ATAN PENJUAL ROTI
Hari masih pagi sekali, langit mulai memerah di ufuk timur tanda waktu subuh sudah sampai. Nampak seorang ibu muda sibuk mempersiapkan sesuatu di dapur. Sebuah pembakaran yang terbuat dari kaleng bekas telah bertengger di atas tungku. Sebenarnya sejak pukul dua dini hari ibu muda ini telah bangun untuk mencetak roti. Kemudian ditata di sebuah nampan kaleng, selanjutnya didiamkan lebih kurang dua jam. Setelah mengembang, roti siap untuk dibakar.

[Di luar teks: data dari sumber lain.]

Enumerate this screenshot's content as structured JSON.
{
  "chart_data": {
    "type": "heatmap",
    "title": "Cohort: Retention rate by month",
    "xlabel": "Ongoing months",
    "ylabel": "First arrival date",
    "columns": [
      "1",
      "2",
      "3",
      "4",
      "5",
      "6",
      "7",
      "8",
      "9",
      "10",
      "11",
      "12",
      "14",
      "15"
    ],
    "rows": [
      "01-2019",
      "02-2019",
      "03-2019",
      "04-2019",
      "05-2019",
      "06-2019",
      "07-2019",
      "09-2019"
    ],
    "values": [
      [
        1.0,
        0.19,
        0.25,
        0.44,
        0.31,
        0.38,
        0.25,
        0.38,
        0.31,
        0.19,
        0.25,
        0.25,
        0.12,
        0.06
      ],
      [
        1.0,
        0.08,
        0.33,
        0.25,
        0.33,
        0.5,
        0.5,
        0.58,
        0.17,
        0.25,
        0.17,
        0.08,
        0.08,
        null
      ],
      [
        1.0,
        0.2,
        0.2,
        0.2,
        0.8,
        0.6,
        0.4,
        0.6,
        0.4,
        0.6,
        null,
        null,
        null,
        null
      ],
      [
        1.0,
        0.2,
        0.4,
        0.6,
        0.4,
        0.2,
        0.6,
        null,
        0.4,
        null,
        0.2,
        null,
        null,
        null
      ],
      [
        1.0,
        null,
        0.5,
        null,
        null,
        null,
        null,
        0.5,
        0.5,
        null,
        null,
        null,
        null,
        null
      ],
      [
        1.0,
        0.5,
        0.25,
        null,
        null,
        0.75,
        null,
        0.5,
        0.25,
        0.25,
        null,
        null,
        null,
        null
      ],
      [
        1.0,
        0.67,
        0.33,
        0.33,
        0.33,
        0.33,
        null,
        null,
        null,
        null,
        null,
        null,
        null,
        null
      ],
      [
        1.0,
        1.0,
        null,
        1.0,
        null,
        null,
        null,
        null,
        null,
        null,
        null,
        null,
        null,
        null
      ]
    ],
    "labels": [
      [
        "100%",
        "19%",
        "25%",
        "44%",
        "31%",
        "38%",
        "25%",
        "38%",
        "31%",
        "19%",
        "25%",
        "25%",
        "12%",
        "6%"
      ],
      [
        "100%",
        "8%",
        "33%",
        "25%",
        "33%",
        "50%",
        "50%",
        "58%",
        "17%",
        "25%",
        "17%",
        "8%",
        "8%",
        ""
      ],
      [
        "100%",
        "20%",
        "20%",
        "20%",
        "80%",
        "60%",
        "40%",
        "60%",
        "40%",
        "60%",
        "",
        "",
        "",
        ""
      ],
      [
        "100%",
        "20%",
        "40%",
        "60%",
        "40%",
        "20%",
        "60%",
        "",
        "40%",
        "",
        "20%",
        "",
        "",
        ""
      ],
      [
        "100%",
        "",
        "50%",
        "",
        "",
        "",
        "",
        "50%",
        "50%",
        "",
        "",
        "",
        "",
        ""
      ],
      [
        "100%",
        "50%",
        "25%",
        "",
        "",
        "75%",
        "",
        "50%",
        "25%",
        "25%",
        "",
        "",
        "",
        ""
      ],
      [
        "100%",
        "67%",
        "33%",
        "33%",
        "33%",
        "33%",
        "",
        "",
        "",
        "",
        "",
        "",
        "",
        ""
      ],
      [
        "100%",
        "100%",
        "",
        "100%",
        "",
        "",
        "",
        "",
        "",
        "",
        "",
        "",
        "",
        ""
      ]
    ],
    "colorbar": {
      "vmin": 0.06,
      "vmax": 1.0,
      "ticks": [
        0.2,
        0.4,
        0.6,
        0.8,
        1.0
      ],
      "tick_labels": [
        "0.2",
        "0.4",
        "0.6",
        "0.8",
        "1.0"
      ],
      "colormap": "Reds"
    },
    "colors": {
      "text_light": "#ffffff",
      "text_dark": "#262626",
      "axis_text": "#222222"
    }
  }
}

Setelah selesai membakar roti, ibu muda yang dikenal dengan nama panggilan ‘‘Kecik” membangunkan anak lelakinya untuk sholat Subuh. Ibu muda ini dipanggil Kecik oleh keluarga dan masyarakat sekitar karena memiliki postur tubuh yang kurus dan kecil.
“Bujang!! Bangun, Nak. Dah subuh!”
Itulah kata-kata yang diucapkan oleh Ibu Kecik setiap kali membangunkan anaknya.
Bujang adalah panggilan kesayangan orang tua untuk anak laki-laki di kampung. Nama sebenarnya adalah Muhammad Atan. Di lingkungan sekitar tempat tinggalnya, ia biasa dipanggil Atan. Panggilan bujang hanya digunakan Ibu Atan. Kalau tidak, biasanya akan muncul tambahan di belakang nama bujang. Di Kampung Atan banyak sekali nama panggilan bujang, seperti Bujang Lampu karena jidatnya lebar, Bujang Katai karena tubuhnya pendek, Bujang Hitam karena kulitnya hitam. Bujang Kurit, dan Bujang Nini. Pokoknya ada saja gelaran yang diberikan.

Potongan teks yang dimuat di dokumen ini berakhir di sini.